571. Zouden in de gelijkenis van de voorzichtige huisbezorger de herders en leraars der gemeenten worden afgebeeld ? (Matth. 24 : 45)

572. Hoe moeten we de beeldspraak verklaren van de dienstknecht die in zijn hart begon te zeggen: Mijn heer vertoeft te komen ? (Luk. 12 : 45)

573. Kunt u verklaren dat door de wijze en dwaze maagden de staat van de zichtbare kerk wordt voorgesteld ?

574. Welke betekenis heeft de olie die de wijze maagden meenamen in hun vaten ?

575. Hoe moeten we het sluimerig worden en het in slaap vallen van de maagden verklaren ?

576. Wordt hier geleerd dat er nog mogelijkheid is om bekeerd te worden als Christus' komst door een geroep wordt aangekondigd ? (zie Matth. 25 : 9).

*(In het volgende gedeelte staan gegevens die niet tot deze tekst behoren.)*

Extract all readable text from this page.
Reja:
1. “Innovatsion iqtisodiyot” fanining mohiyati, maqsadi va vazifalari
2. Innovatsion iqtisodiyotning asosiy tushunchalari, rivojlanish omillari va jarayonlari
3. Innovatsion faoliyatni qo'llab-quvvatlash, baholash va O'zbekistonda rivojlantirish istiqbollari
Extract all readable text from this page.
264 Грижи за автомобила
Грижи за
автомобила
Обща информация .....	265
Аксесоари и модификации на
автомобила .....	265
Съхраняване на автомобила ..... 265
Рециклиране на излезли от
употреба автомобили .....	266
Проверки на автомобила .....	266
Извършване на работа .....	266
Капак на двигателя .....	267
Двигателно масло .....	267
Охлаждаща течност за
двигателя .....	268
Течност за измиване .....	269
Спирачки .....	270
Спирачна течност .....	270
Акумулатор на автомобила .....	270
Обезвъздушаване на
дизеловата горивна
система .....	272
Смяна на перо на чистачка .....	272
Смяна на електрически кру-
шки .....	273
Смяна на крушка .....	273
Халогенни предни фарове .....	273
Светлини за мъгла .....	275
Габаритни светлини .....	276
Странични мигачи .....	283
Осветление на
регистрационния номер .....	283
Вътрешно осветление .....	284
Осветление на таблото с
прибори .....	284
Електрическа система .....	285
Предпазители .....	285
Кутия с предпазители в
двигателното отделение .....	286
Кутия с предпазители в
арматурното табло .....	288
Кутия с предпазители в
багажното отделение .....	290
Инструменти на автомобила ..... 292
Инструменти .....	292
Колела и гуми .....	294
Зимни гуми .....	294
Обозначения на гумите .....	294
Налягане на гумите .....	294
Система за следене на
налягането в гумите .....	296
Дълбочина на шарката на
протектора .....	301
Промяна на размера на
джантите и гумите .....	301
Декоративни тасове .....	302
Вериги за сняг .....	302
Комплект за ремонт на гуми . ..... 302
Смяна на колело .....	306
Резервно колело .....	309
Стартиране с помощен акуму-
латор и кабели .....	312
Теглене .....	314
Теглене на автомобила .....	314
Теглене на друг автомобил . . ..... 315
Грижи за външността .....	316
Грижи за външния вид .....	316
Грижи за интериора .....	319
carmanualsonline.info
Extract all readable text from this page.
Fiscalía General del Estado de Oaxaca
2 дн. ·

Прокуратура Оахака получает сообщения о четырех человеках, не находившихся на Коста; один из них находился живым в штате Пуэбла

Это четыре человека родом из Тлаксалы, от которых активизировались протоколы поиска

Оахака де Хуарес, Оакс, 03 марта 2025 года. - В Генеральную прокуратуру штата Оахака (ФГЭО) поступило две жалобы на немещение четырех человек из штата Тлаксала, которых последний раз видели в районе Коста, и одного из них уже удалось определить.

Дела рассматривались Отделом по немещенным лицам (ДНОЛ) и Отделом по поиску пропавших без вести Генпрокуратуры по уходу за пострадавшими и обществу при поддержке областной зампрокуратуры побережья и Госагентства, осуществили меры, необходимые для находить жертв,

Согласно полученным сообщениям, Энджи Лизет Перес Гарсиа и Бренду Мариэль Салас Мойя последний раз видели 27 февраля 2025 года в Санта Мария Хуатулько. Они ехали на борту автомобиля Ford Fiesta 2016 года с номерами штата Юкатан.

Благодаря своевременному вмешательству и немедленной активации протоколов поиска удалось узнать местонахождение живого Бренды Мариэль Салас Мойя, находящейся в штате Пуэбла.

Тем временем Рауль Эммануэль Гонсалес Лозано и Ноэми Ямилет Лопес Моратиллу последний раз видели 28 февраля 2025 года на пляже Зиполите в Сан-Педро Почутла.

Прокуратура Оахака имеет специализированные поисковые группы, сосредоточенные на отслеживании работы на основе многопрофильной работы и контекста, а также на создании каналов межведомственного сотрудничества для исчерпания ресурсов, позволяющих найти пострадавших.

577. Welke lering ligt er in hetgeen we lezen van de maagden dat zij, terugkomende, riepen: Heere, heere, doe ons open ?

578. Wat wordt ons in de gelijkenis van de talenten aanschouwelijk voorgesteld aangaande het besteden van de gaven, welke God aan de mensen verleend heeft ?

579. Toon nog nader aan dat er geen verontschuldiging is aan te voeren voor de knecht die slechts één talent had ontvangen.

580. In welk opzicht vertoont de veroordeling van de luie dienstknecht overeenkomst met het vonnis dat God over - alle goddelozen zal uitspreken?

Dit artikel werd u aangeboden door: https://www.gergeminned.nl

Deze tekst is geautomatiseerd gemaakt en kan nog fouten bevatten. Digibron werkt voortdurend aan correctie. Klik voor het origineel door naar de pdf. Voor opmerkingen, vragen, informatie: contact.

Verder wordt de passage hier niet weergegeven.